REPUBLIKA.CO.ID, JAKARTA -- Mantan peneliti senior pada Pusat Penelitian Geoteknologi Lembaga Ilmu Pengetahuan Indonesia (LIPI) Jan Sopaheluwakan menyebutkan bencana gempa bumi yang terjadi Solok Selatan, Sumatra Barat bukanlah megathrust. Gempa bumi di Solok karena wilayah ini dilalui patahan Sumatra.
"Gempa di Solok Selatan bukan megathrust, sebab kalau megathrust maka sumber gempanya pasti masuk ke bawah (laut). Padahal pusat gempa itu di daratan, jadi itu pasti Patahan Sumatra," ujarnya saat ditemui Republika, di Jakarta, Kamis (28/2).

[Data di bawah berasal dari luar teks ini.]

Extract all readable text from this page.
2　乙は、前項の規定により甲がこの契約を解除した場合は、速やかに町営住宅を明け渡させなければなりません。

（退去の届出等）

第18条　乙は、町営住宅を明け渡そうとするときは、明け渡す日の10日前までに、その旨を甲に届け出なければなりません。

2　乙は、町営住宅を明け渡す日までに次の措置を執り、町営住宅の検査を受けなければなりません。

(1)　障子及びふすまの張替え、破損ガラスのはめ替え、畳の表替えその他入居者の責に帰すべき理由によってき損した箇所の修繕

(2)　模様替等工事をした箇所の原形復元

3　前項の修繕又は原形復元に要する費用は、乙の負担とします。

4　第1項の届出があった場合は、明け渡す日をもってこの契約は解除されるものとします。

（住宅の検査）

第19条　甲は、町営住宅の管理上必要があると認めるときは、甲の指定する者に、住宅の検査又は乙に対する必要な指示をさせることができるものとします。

Jan menganalisis, wilayah Solok memang dilewati Patahan Sumatra. Ia menyebutkan, patahan ini membentang dari Banda Aceh sampai Teluk Semangko di Lampung dan akan patahan akan terus bergeser. "Kemudian dia (patahan) akan menciptakan energi lepas, bergerak, dan kemudian menjadi gempa," katanya.
Karena itu, ia menyebut wilayah yang dilalui patahan ini akan kembali mengalami gempa dan jika kekuatannya besar sekitar magnitudo (M) 7 maka bencana ini diprediksi bisa terulang sekitar 70 tahun sekali. Sedangkan gempa dengan kekuatan 5 skala richter (SR), ia menambahkan, bisa terjadi lebih cepat yaitu sekitar 20-30 tahun sekali dan ada di titik dan tempat yang sama. Kendati demikian, ia menyebut gempa di Solok hari ini terjadi di kedalaman dangkal karena di bawah 30 kilometer (km).
Sebelumnya Kepala Pusat Data Informasi dan Humas Badan Nasional Penanggulangan Bencana (BNPB) Sutopo Purwo Nugroho mengatakan, gempa bumi dengan kekuatan magnitudo (M) 5 yang berpusat di darat pada kedalaman 10 km berpusat di 50 km tenggara Solok Selatan menimbulkan dampak korban luka dan rumah rusak.
Gempa dirasakan sedang selama sekitar 3 detik pada 28 Februari 2019 pukul 06.27 WIB. Pascagempa bumi yang mengguncang wilayah Solok Selatan menyebabkan 48 jiwa luka-luka dan 343 unit rumah rusak. Hingga kini, pemerintah daerah, TNI, Polri dan mitra kerja setempat masih terus melakukan upaya penanganan darurat.